Write yourself out of a thinking block
By Ranganathan Sivakumar | Published: 19th May 2017 04:00 AM |
Writing has been my habit-turned-passion for a little over three decades now. Not a day is complete for me without sending a letter or two to the leading English dailies, including this newspaper. As a logophile, living with words and sentences has become an indispensable part of my daily routine.
I was on cloud nine when my first letter got published in this very newspaper way back in 1986. The letter was not only a source of motivation for me to keep writing forever, it also gave me a sense of pride.
Writing gives one bliss.
It helps us focus our thoughts, sharpens the memory, adds on to our knowledge and ameliorates writing skills. Over the years, I have enjoyed reading articles in English newspapers penned by some popular writers not just because they are informative, but equally because the flow of the English language with some nice anecdotes and comparisons provided immense pleasure while reading them. Consider this excerpt, from Vijay Lokapally’s piece in The Hindu written when cricket maestro Sachin Tendulkar faced his worst batting trough during the home Test series against England in Dec.2012: “The master’s dismissal against England here on Friday was a poignant moment for those who have watched him conquer batting peaks that none dreamt of.

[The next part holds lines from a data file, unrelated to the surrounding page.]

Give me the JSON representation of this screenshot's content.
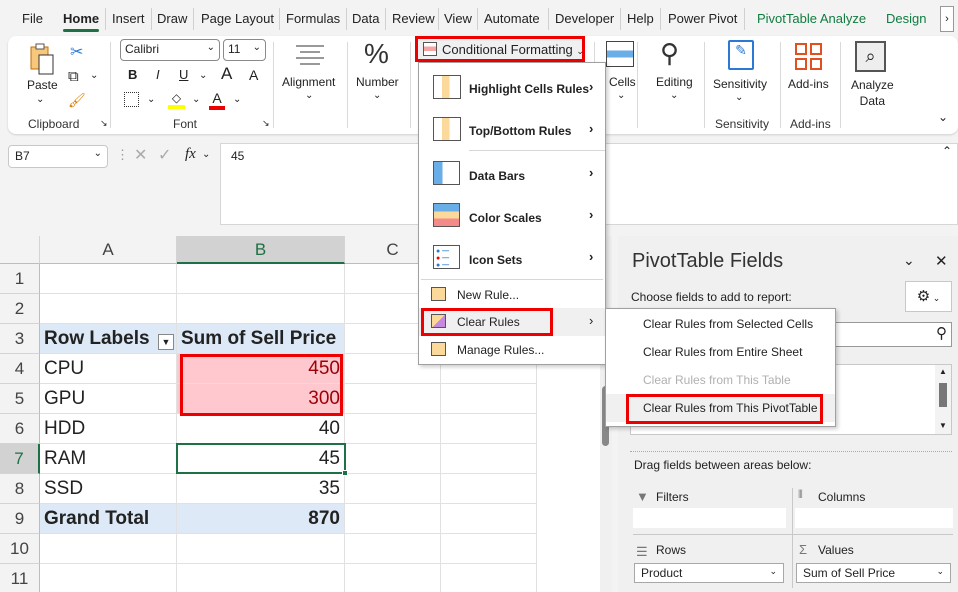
{
  "tabs": [
    "File",
    "Home",
    "Insert",
    "Draw",
    "Page Layout",
    "Formulas",
    "Data",
    "Review",
    "View",
    "Automate",
    "Developer",
    "Help",
    "Power Pivot",
    "PivotTable Analyze",
    "Design"
  ],
  "active_tab": "Home",
  "ribbon": {
    "paste": "Paste",
    "clipboard": "Clipboard",
    "font_name": "Calibri",
    "font_size": "11",
    "font": "Font",
    "bold": "B",
    "italic": "I",
    "underline": "U",
    "grow": "A",
    "shrink": "A",
    "font_color": "A",
    "alignment": "Alignment",
    "number": "Number",
    "conditional_formatting": "Conditional Formatting",
    "cells": "Cells",
    "editing": "Editing",
    "sensitivity": "Sensitivity",
    "sensitivity_group": "Sensitivity",
    "addins": "Add-ins",
    "addins_group": "Add-ins",
    "analyze_data_1": "Analyze",
    "analyze_data_2": "Data"
  },
  "formula_bar": {
    "name_box": "B7",
    "value": "45",
    "fx": "fx"
  },
  "sheet": {
    "columns": [
      "A",
      "B",
      "C"
    ],
    "rows": [
      "1",
      "2",
      "3",
      "4",
      "5",
      "6",
      "7",
      "8",
      "9",
      "10",
      "11"
    ],
    "header": {
      "label": "Row Labels",
      "value": "Sum of Sell Price"
    },
    "data": [
      {
        "label": "CPU",
        "value": "450"
      },
      {
        "label": "GPU",
        "value": "300"
      },
      {
        "label": "HDD",
        "value": "40"
      },
      {
        "label": "RAM",
        "value": "45"
      },
      {
        "label": "SSD",
        "value": "35"
      }
    ],
    "total": {
      "label": "Grand Total",
      "value": "870"
    },
    "highlight_color": "#ffc7ce"
  },
  "cf_menu": {
    "items": [
      "Highlight Cells Rules",
      "Top/Bottom Rules",
      "Data Bars",
      "Color Scales",
      "Icon Sets",
      "New Rule...",
      "Clear Rules",
      "Manage Rules..."
    ]
  },
  "clear_submenu": {
    "items": [
      "Clear Rules from Selected Cells",
      "Clear Rules from Entire Sheet",
      "Clear Rules from This Table",
      "Clear Rules from This PivotTable"
    ],
    "disabled": [
      "Clear Rules from This Table"
    ]
  },
  "pivot_pane": {
    "title": "PivotTable Fields",
    "choose": "Choose fields to add to report:",
    "drag": "Drag fields between areas below:",
    "filters": "Filters",
    "columns": "Columns",
    "rows": "Rows",
    "values": "Values",
    "rows_field": "Product",
    "values_field": "Sum of Sell Price"
  },
  "accent": "#107c41",
  "callout_color": "#ee0000"
}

His state is that of a singer who has lost his voice, an artist his brush or a soldier his gun. Or, precisely of a Tendulkar who has lost his bat.”

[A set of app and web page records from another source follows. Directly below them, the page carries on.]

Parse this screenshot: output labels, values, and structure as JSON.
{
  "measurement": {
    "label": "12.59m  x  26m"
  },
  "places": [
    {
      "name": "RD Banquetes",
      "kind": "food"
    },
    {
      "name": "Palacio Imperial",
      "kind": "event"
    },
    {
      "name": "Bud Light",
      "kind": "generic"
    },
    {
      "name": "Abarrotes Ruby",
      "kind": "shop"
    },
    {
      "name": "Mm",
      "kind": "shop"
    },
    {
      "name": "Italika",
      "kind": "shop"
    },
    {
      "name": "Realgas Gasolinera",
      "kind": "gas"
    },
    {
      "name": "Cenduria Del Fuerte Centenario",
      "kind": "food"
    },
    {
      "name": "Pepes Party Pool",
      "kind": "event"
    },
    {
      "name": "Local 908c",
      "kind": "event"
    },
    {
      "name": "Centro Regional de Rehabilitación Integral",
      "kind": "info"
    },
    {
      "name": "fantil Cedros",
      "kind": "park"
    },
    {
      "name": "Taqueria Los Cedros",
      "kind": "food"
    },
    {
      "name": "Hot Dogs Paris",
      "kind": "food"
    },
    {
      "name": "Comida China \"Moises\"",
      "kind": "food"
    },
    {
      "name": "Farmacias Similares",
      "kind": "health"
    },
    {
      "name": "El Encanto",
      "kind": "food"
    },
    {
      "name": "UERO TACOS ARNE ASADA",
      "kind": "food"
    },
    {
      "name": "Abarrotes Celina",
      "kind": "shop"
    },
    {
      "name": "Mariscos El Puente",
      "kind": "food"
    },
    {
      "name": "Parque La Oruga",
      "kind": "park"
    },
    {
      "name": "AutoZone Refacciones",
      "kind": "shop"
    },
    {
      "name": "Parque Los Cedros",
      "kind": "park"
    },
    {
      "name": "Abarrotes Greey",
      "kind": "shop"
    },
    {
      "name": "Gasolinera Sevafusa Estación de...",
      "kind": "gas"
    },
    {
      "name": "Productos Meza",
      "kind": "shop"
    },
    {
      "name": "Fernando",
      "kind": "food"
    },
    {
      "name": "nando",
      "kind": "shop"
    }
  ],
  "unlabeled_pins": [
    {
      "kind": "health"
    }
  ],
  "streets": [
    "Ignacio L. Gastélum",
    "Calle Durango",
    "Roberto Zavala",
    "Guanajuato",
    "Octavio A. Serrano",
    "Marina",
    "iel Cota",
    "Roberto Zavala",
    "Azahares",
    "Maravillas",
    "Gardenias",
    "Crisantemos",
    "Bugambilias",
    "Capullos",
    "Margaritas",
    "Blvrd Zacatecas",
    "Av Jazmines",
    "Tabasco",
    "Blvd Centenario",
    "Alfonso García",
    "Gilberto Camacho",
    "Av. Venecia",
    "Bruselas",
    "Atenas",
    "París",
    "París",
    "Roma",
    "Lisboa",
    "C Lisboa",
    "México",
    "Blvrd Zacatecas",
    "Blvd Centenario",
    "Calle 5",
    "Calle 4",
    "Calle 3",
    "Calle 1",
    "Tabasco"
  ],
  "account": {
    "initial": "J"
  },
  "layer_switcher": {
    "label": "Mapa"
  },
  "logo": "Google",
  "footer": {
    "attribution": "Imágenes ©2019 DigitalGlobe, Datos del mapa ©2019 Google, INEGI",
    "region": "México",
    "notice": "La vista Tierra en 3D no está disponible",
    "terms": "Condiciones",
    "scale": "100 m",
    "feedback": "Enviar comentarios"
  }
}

A web portal has listed 25 authors who have changed the world through their writings. The list includes great names like William Shakespeare, Karl Marx and Sigmund Freud. These writers strongly believed written words have the power to generate ideas, inspire revolutions and change the way we view ourselves and our place in history. Said the renowned American author John-Roger Hinkins, “You can’t think yourself out of a writing block; you have to write yourself out of a thinking block.”

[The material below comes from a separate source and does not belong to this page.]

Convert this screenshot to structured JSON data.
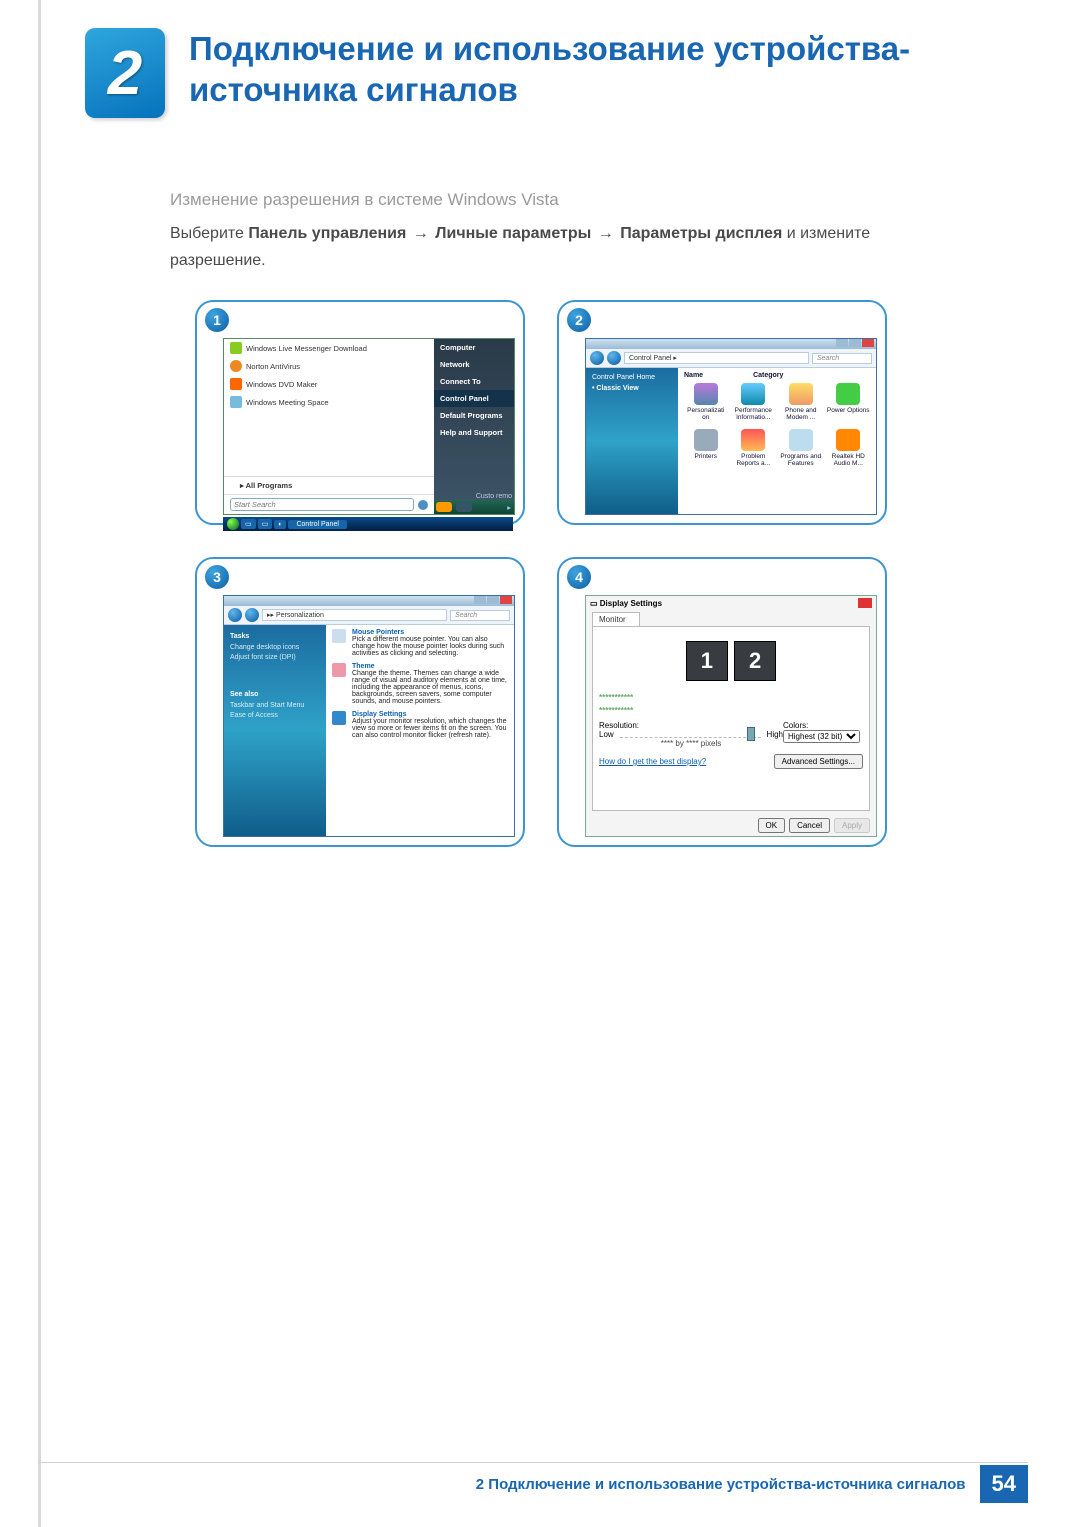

Ten years ago when I was employed with a major publication in Chennai, it brought out a special issue on the DMK patriarch Karunanidhi. When the issue was released by him at his Gopalapuram residence, I had the rare opportunity to interact with him for a few minutes. After I told him that I was a passionate writer, he advised me to retain the zeal for writing, and not to give it up till my last breath. His encouraging words are still ringing in my ears. And many years have rolled on, but my insatiable hunger for writing hasn’t diminished a bit.